In textbooks, science is simple. You get a concept, put it into practice and then accept or avoid it depending on what your experiments show. In the real world, though, things are infrequently that simple. Sometimes failed studies have advantages in conditions that scientists would not think of. That’s what happened now with cure for blindness.
As a recent papers in Science Translational Medicine indicates, according to Economist.com. Included, a group of researchers led by Ike Yu-Wai-Man, an ophthalmologist at Cambridge University, investigated a promising new gene therapy for a hereditary form of loss of sight.
Officially, their study was a inability because the experiment did not show the particular researchers hoped for. But it was, alternatively, an impressive success, because 29 in the 37 participants reported great advancements for them.
What good is this finding?
The disease in question is innate Leber optic neuropathy. A faulty gene in a patient’s mitochondria – the small structures that supply a cell’s energy – causes retinal cell death. This leads to a sudden and rapid loss of vision, with many sufferers becoming blind within a year. It affects between one in 30,000 and one in 50,000 people. Men in their 20s and 30s are particularly susceptible to this condition. The treatment for blindness is limited and not particularly effective.
Because most cases are caused by a mutation in a single gene, this condition is a good candidate for gene therapy, a form of genetic engineering that aims to replace the defective gene with a functional one. With this in mind, Dr. YuinstructionsWai-Man and colleagues loaded a modified virus with a corrected copy of the gene and injected it into the eyes of their patients.
Many viruses can insert their genes into the DNA of their hosts. This is usually a bad thing because the cells produce more copies of the virus. In this case, the hope was that the infection would be a good thing. The virus could not reproduce.
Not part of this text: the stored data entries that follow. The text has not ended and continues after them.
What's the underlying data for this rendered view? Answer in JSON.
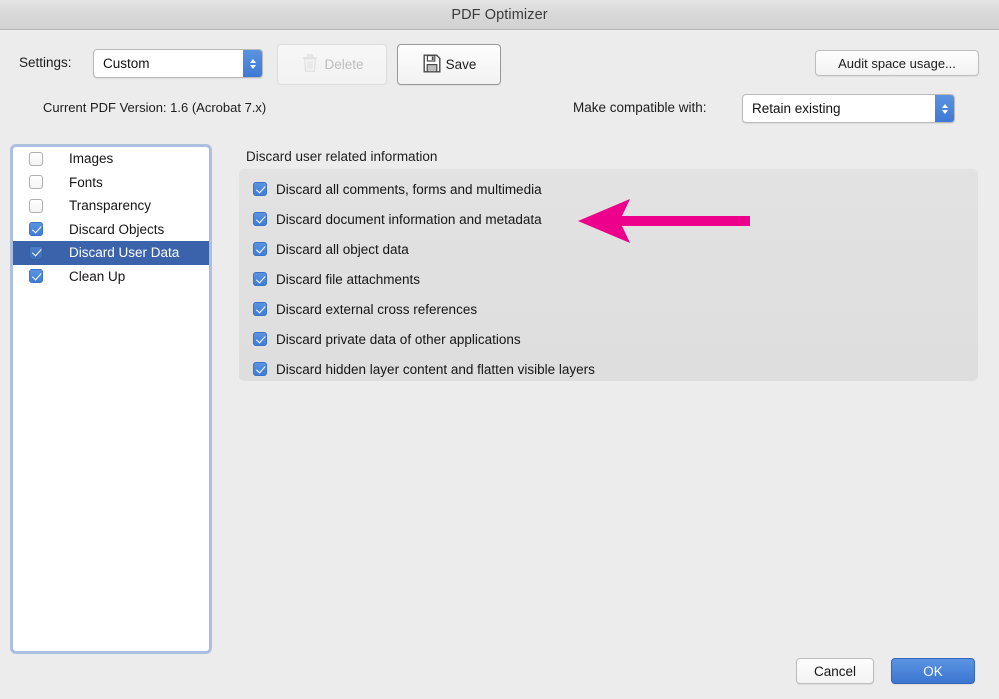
{
  "window": {
    "title": "PDF Optimizer"
  },
  "toolbar": {
    "settings_label": "Settings:",
    "settings_value": "Custom",
    "delete_label": "Delete",
    "delete_icon": "trash-icon",
    "save_label": "Save",
    "save_icon": "floppy-disk-icon",
    "audit_label": "Audit space usage..."
  },
  "info": {
    "pdf_version": "Current PDF Version: 1.6 (Acrobat 7.x)",
    "compat_label": "Make compatible with:",
    "compat_value": "Retain existing"
  },
  "sidebar": {
    "items": [
      {
        "label": "Images",
        "checked": false,
        "selected": false
      },
      {
        "label": "Fonts",
        "checked": false,
        "selected": false
      },
      {
        "label": "Transparency",
        "checked": false,
        "selected": false
      },
      {
        "label": "Discard Objects",
        "checked": true,
        "selected": false
      },
      {
        "label": "Discard User Data",
        "checked": true,
        "selected": true
      },
      {
        "label": "Clean Up",
        "checked": true,
        "selected": false
      }
    ]
  },
  "panel": {
    "title": "Discard user related information",
    "options": [
      {
        "label": "Discard all comments, forms and multimedia",
        "checked": true
      },
      {
        "label": "Discard document information and metadata",
        "checked": true
      },
      {
        "label": "Discard all object data",
        "checked": true
      },
      {
        "label": "Discard file attachments",
        "checked": true
      },
      {
        "label": "Discard external cross references",
        "checked": true
      },
      {
        "label": "Discard private data of other applications",
        "checked": true
      },
      {
        "label": "Discard hidden layer content and flatten visible layers",
        "checked": true
      }
    ]
  },
  "footer": {
    "cancel_label": "Cancel",
    "ok_label": "OK"
  },
  "annotation": {
    "name": "pink-arrow-pointing-to-discard-document-information-and-metadata",
    "color": "#EC008C",
    "points_to": "Discard document information and metadata"
  },
  "colors": {
    "accent_blue": "#3F7ED6",
    "selection_blue": "#3B63AB",
    "window_background": "#ECECEC",
    "annotation_pink": "#EC008C"
  }
}
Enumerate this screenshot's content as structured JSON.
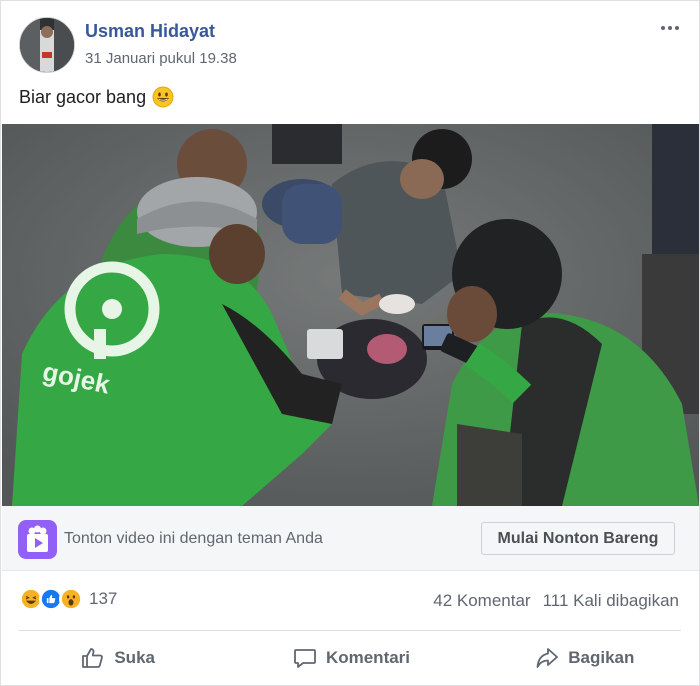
{
  "post": {
    "author": "Usman Hidayat",
    "timestamp": "31 Januari pukul 19.38",
    "caption": "Biar gacor bang",
    "caption_emoji": "grinning-face-emoji",
    "video_jacket_text": "gojek"
  },
  "watch_party": {
    "text": "Tonton video ini dengan teman Anda",
    "button_label": "Mulai Nonton Bareng",
    "icon": "watch-party-icon",
    "icon_color": "#9360f7"
  },
  "reactions": {
    "types": [
      "haha",
      "like",
      "wow"
    ],
    "count": "137"
  },
  "counts": {
    "comments": "42 Komentar",
    "shares": "111 Kali dibagikan"
  },
  "actions": [
    {
      "label": "Suka",
      "icon": "thumbs-up-icon"
    },
    {
      "label": "Komentari",
      "icon": "comment-icon"
    },
    {
      "label": "Bagikan",
      "icon": "share-icon"
    }
  ],
  "colors": {
    "author_link": "#385898",
    "secondary_text": "#606770",
    "gojek_green": "#35a744",
    "like_blue": "#1877f2",
    "reaction_yellow": "#f7b125"
  }
}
But he was able to replace the damaged gene with a working copy.
A condition that can cause blindness will be treated
Most medical studies use a control group, against which the effectiveness of treatment can be measured. Here, the researchers controlled the experiment by injecting only one of the eyes of each patient – chosen at random – with the virus. The other eye received a fake injection, inside which a syringe was just pressed against the eyes. The use of two eyes on the same patient ensures perfect control: their genetic structure is identical.
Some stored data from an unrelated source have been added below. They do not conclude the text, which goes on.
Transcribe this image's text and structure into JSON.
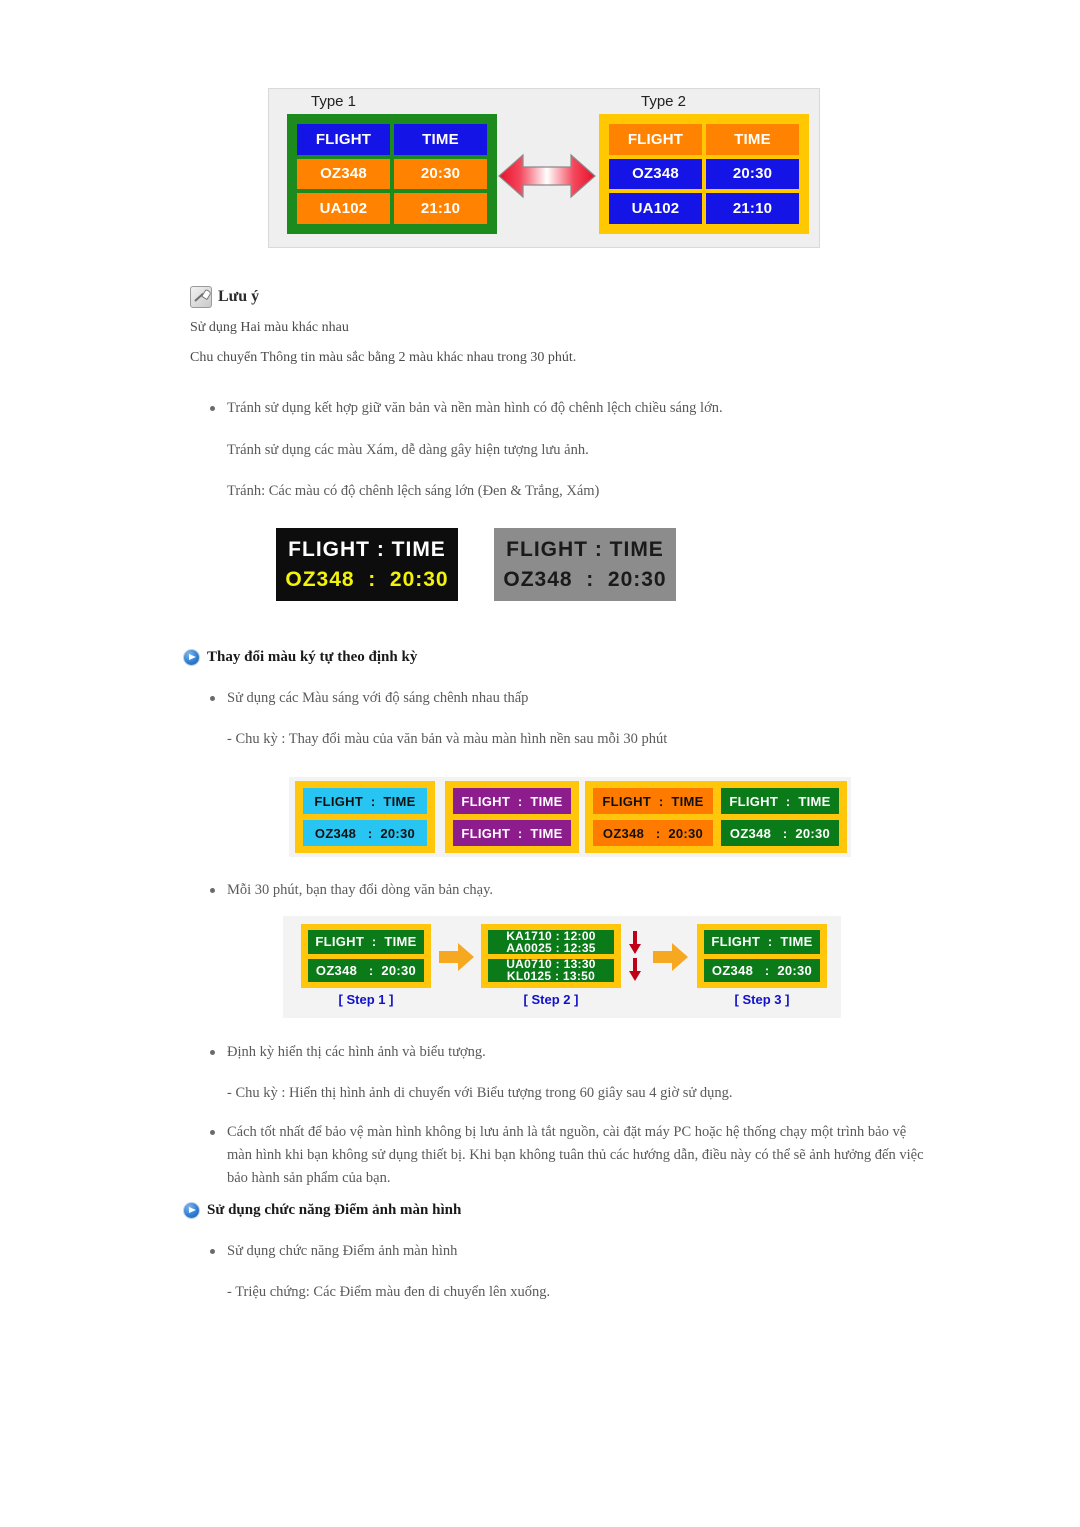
{
  "figure_type_compare": {
    "name": "type-1-type-2-flight-board",
    "label_type1": "Type 1",
    "label_type2": "Type 2",
    "arrow_icon": "double-horizontal-arrow-icon",
    "board_type1": {
      "border_color": "#1d8a1d",
      "rows": [
        {
          "left": "FLIGHT",
          "right": "TIME",
          "left_bg": "#1414e6",
          "right_bg": "#1414e6"
        },
        {
          "left": "OZ348",
          "right": "20:30",
          "left_bg": "#ff8200",
          "right_bg": "#ff8200"
        },
        {
          "left": "UA102",
          "right": "21:10",
          "left_bg": "#ff8200",
          "right_bg": "#ff8200"
        }
      ]
    },
    "board_type2": {
      "border_color": "#ffc800",
      "rows": [
        {
          "left": "FLIGHT",
          "right": "TIME",
          "left_bg": "#ff8200",
          "right_bg": "#ff8200"
        },
        {
          "left": "OZ348",
          "right": "20:30",
          "left_bg": "#1414e6",
          "right_bg": "#1414e6"
        },
        {
          "left": "UA102",
          "right": "21:10",
          "left_bg": "#1414e6",
          "right_bg": "#1414e6"
        }
      ]
    }
  },
  "note": {
    "icon": "note-pencil-icon",
    "title": "Lưu ý",
    "line1": "Sử dụng Hai màu khác nhau",
    "line2": "Chu chuyển Thông tin màu sắc bằng 2 màu khác nhau trong 30 phút."
  },
  "avoid_list": {
    "item1": "Tránh sử dụng kết hợp giữ văn bản và nền màn hình có độ chênh lệch chiều sáng lớn.",
    "item2": "Tránh sử dụng các màu Xám, dễ dàng gây hiện tượng lưu ảnh.",
    "item3": "Tránh: Các màu có độ chênh lệch sáng lớn (Đen & Trắng, Xám)"
  },
  "figure_contrast": {
    "name": "black-and-gray-flight-time-samples",
    "black_box": {
      "bg": "#0d0d0d",
      "line1": "FLIGHT : TIME",
      "line1_color": "#ffffff",
      "line2": "OZ348  :  20:30",
      "line2_color": "#f2f20a"
    },
    "gray_box": {
      "bg": "#8c8c8c",
      "line1": "FLIGHT : TIME",
      "line1_color": "#1a1a1a",
      "line2": "OZ348  :  20:30",
      "line2_color": "#1a1a1a"
    }
  },
  "section_color_change": {
    "icon": "blue-arrow-bullet-icon",
    "heading": "Thay đổi màu ký tự theo định kỳ",
    "bullet1": "Sử dụng các Màu sáng với độ sáng chênh nhau thấp",
    "sub1": "- Chu kỳ : Thay đổi màu của văn bản và màu màn hình nền sau mỗi 30 phút",
    "bullet2": "Mỗi 30 phút, bạn thay đổi dòng văn bản chạy."
  },
  "figure_color_panels": {
    "name": "four-colour-flight-time-panels",
    "frame_color": "#ffc60b",
    "panels": [
      {
        "bg_name": "cyan",
        "bg": "#29c5f2",
        "text_color": "#111111",
        "line1": "FLIGHT  :  TIME",
        "line2": "OZ348   :  20:30"
      },
      {
        "bg_name": "purple",
        "bg": "#8d1c8d",
        "text_color": "#ffffff",
        "line1": "FLIGHT  :  TIME",
        "line2": "FLIGHT  :  TIME"
      },
      {
        "bg_name": "orange",
        "bg": "#ff7b00",
        "text_color": "#111111",
        "line1": "FLIGHT  :  TIME",
        "line2": "OZ348   :  20:30"
      },
      {
        "bg_name": "green",
        "bg": "#0b7a19",
        "text_color": "#ffffff",
        "line1": "FLIGHT  :  TIME",
        "line2": "OZ348   :  20:30"
      }
    ]
  },
  "figure_steps": {
    "name": "scrolling-text-step-diagram",
    "frame_color": "#ffc60b",
    "panel_color": "#0b7a19",
    "arrow_icon": "orange-right-arrow-icon",
    "down_arrow_icon": "red-down-arrow-icon",
    "steps": [
      {
        "label": "[ Step 1 ]",
        "line1": "FLIGHT  :  TIME",
        "line2": "OZ348   :  20:30",
        "scrolling": false
      },
      {
        "label": "[ Step 2 ]",
        "line1a": "KA1710 : 12:00",
        "line1b": "AA0025 : 12:35",
        "line2a": "UA0710 : 13:30",
        "line2b": "KL0125 : 13:50",
        "scrolling": true
      },
      {
        "label": "[ Step 3 ]",
        "line1": "FLIGHT  :  TIME",
        "line2": "OZ348   :  20:30",
        "scrolling": false
      }
    ]
  },
  "section_image_display": {
    "bullet1": "Định kỳ hiển thị các hình ảnh và biểu tượng.",
    "sub1": "- Chu kỳ : Hiển thị hình ảnh di chuyển với Biểu tượng trong 60 giây sau 4 giờ sử dụng.",
    "bullet2_line1": "Cách tốt nhất để bảo vệ màn hình không bị lưu ảnh là tắt nguồn, cài đặt máy PC hoặc hệ thống chạy một trình bảo vệ",
    "bullet2_line2": "màn hình khi bạn không sử dụng thiết bị. Khi bạn không tuân thủ các hướng dẫn, điều này có thể sẽ ảnh hưởng đến việc",
    "bullet2_line3": "bảo hành sản phẩm của bạn."
  },
  "section_pixel_shift": {
    "icon": "blue-arrow-bullet-icon",
    "heading": "Sử dụng chức năng Điểm ảnh màn hình",
    "bullet1": "Sử dụng chức năng Điểm ảnh màn hình",
    "sub1": "- Triệu chứng: Các Điểm màu đen di chuyển lên xuống."
  }
}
The surprise came a few months after the study. The researchers hoped to see a big improvement in treated eyes compared to untreated ones. This did not happen and, for this reason, the study failed. In contrast, more than three-quarters of their patients saw substantial improvements in both eyes.
The treatment is awaiting approval next year
Obviously, it was weird. After all, only one eye had received the treatment. Subsequent studies on monkeys confirmed what the researchers had suspected. It seems the fact that the virus had found a way to travel from one eye to another, probably through the optic nerve. Tissue and fluid samples from monkeys receiving the same treatment as human patients showed viral DNA in both eyes, not just one.
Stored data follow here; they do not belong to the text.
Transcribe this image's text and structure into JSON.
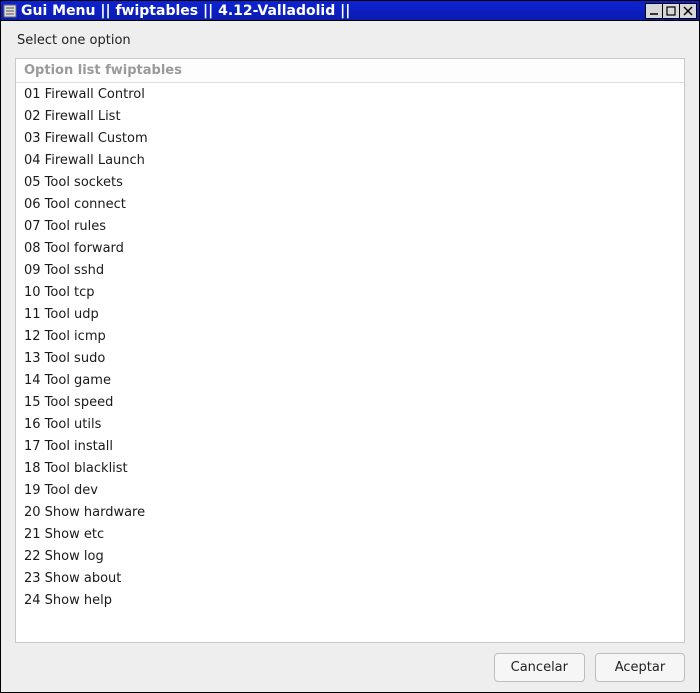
{
  "window": {
    "title": "Gui Menu || fwiptables || 4.12-Valladolid ||"
  },
  "dialog": {
    "prompt": "Select one option",
    "list_header": "Option list fwiptables",
    "options": [
      "01 Firewall Control",
      "02 Firewall List",
      "03 Firewall Custom",
      "04 Firewall Launch",
      "05 Tool sockets",
      "06 Tool connect",
      "07 Tool rules",
      "08 Tool forward",
      "09 Tool sshd",
      "10 Tool tcp",
      "11 Tool udp",
      "12 Tool icmp",
      "13 Tool sudo",
      "14 Tool game",
      "15 Tool speed",
      "16 Tool utils",
      "17 Tool install",
      "18 Tool blacklist",
      "19 Tool dev",
      "20 Show hardware",
      "21 Show etc",
      "22 Show log",
      "23 Show about",
      "24 Show help"
    ],
    "buttons": {
      "cancel": "Cancelar",
      "accept": "Aceptar"
    }
  }
}
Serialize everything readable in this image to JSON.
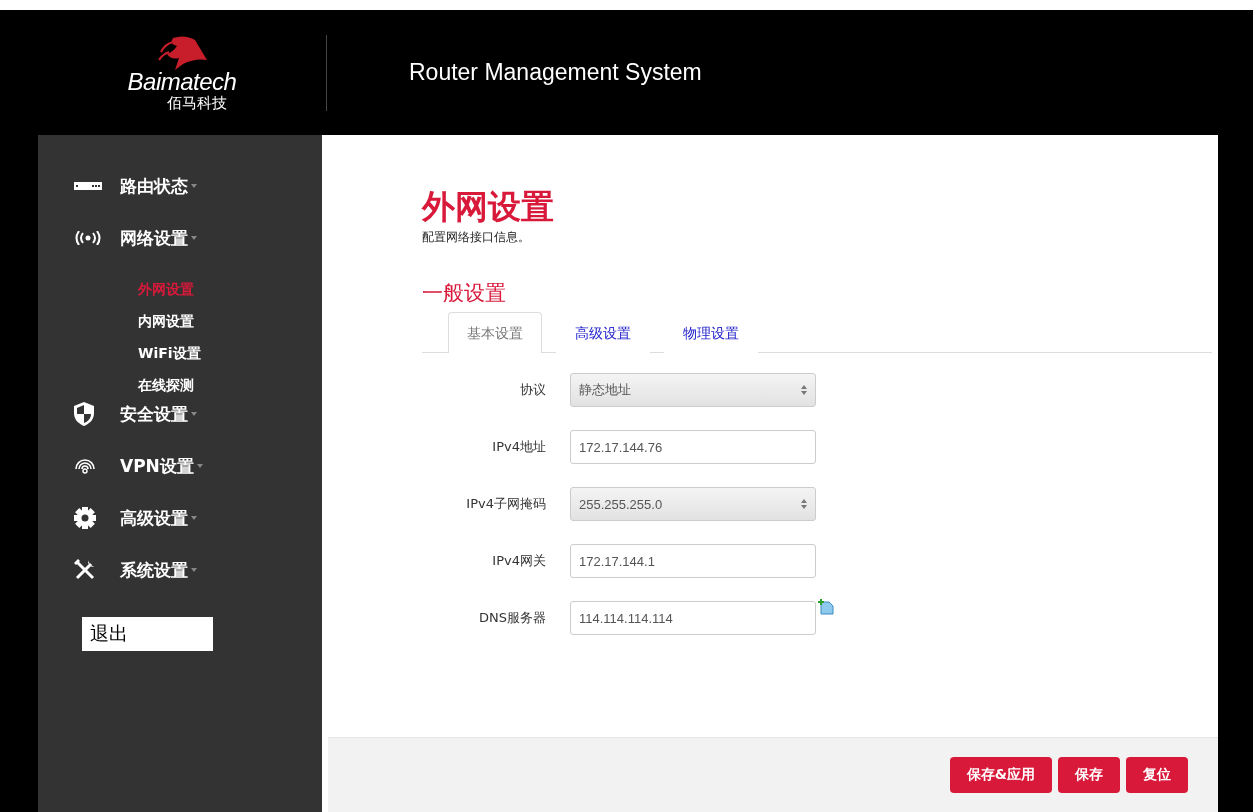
{
  "header": {
    "logo_text": "Baimatech",
    "logo_subtext": "佰马科技",
    "title": "Router Management System"
  },
  "sidebar": {
    "items": [
      {
        "label": "路由状态"
      },
      {
        "label": "网络设置",
        "children": [
          {
            "label": "外网设置",
            "selected": true
          },
          {
            "label": "内网设置",
            "selected": false
          },
          {
            "label": "WiFi设置",
            "selected": false
          },
          {
            "label": "在线探测",
            "selected": false
          }
        ]
      },
      {
        "label": "安全设置"
      },
      {
        "label": "VPN设置"
      },
      {
        "label": "高级设置"
      },
      {
        "label": "系统设置"
      }
    ],
    "logout": "退出"
  },
  "page": {
    "title": "外网设置",
    "description": "配置网络接口信息。",
    "section_title": "一般设置",
    "tabs": [
      {
        "label": "基本设置",
        "selected": true
      },
      {
        "label": "高级设置",
        "selected": false
      },
      {
        "label": "物理设置",
        "selected": false
      }
    ],
    "fields": [
      {
        "label": "协议",
        "kind": "select",
        "value": "静态地址"
      },
      {
        "label": "IPv4地址",
        "kind": "text",
        "value": "172.17.144.76"
      },
      {
        "label": "IPv4子网掩码",
        "kind": "select",
        "value": "255.255.255.0"
      },
      {
        "label": "IPv4网关",
        "kind": "text",
        "value": "172.17.144.1"
      },
      {
        "label": "DNS服务器",
        "kind": "text_add",
        "value": "114.114.114.114"
      }
    ]
  },
  "footer": {
    "buttons": [
      "保存&应用",
      "保存",
      "复位"
    ]
  }
}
Although it has had a happy outcome in this case, the prospect of a gene therapy virus traveling to places it is not intended to go could worry regulators.
Fortunately, the researchers found no trace in the virus elsewhere in the particular monkeys’ bodies. And, although the study was technically a failure, its practical success means that an effective treatment for this condition can finally be at hand. GenSight Biologics, the company that developed the treatment, has already sent its results to the European healthcare regulator. He hopes to get acceptance by the end regarding 2021.